LOS ANGELES (Variety.com) - What a strange trip it was for "True Blood," a series that began with enormous promise, began to drunkenly stagger as if it was imbibing something more mood-altering than blood, and finally lurched back toward a measure of sobriety in the home stretch of its seventh season. Still, Sunday's series finale (and SPOILER ALERT if you haven't watched) -- despite some poignant moments -- was simply too little, too late to redeem a show that frequently managed to feel absurd even for those who once happily believed in a world filled with vampires, werewolves, shape shifters, faeries and demons.

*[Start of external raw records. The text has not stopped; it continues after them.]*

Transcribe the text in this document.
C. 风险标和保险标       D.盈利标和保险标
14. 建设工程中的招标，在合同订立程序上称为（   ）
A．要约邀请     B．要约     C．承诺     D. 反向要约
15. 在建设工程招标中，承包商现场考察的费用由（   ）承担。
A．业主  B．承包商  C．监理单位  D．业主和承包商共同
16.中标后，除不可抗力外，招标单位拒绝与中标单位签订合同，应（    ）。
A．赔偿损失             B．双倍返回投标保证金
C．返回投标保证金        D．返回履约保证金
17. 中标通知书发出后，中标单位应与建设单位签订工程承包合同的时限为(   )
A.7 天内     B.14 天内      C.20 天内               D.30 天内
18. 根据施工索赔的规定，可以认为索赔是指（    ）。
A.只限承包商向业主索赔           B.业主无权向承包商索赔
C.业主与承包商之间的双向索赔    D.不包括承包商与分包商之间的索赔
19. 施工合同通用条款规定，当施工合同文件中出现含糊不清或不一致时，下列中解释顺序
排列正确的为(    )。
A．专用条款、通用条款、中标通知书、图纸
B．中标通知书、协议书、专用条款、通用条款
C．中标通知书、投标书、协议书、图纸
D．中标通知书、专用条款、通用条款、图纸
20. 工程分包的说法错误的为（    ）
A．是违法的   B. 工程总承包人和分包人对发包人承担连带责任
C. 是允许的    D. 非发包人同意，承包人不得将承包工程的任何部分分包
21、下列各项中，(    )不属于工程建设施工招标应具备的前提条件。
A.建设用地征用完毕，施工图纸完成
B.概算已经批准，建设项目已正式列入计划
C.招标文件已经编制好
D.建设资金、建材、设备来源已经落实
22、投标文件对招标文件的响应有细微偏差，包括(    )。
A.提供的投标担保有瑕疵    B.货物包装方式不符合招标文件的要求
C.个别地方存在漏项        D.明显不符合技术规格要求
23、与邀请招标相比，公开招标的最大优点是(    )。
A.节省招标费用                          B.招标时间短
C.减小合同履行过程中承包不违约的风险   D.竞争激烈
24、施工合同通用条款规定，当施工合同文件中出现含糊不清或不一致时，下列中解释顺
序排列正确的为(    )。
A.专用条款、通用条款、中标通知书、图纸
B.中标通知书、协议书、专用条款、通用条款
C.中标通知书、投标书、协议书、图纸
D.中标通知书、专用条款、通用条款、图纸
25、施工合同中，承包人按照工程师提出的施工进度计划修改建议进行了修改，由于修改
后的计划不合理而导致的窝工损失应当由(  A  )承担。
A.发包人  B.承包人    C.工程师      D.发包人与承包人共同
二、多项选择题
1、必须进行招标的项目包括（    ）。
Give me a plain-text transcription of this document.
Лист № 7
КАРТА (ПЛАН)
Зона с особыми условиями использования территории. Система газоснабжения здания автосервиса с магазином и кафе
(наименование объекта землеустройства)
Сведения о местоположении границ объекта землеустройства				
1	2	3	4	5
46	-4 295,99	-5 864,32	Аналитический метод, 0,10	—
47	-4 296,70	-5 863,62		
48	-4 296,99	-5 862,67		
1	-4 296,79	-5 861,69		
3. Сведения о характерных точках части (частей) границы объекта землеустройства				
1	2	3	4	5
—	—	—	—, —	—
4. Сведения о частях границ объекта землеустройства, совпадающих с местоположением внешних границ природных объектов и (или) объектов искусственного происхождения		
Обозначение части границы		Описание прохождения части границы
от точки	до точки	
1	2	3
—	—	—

Before settling into a focus on wrapping things up where the program began -- with the telepathic Sookie (Anna Paquin) and her seriously complicated relationship with vampire beau Bill (Stephen Moyer) -- "True Blood" spent too much time throughout the season dealing with peripheral characters, occasionally killing one here or there, without yielding much of an emotional payday. Nor did it really make sense to elevate Anna Camp's Sarah to become such a centerpiece of the plot, with her blood representing the salvation to a vampire plague.
Credit Brian Buckner and Scott Winant -- who wrote and directed the finale, respectively -- for deftly flipping "happily ever after" on its head, with Bill having chosen to die rather than condemn Sookie to a dead-end life with a vampire. The producers built to that in previous episodes with flashbacks about Bill, setting the stage for his noble sacrifice.
Coming back to them felt right, in a way the series hadn't in quite some time. They always represented the show's center, even with Sookie's veritable smorgasbord of supernatural suitors along the way and Bill's detour into something resembling vampire godhood.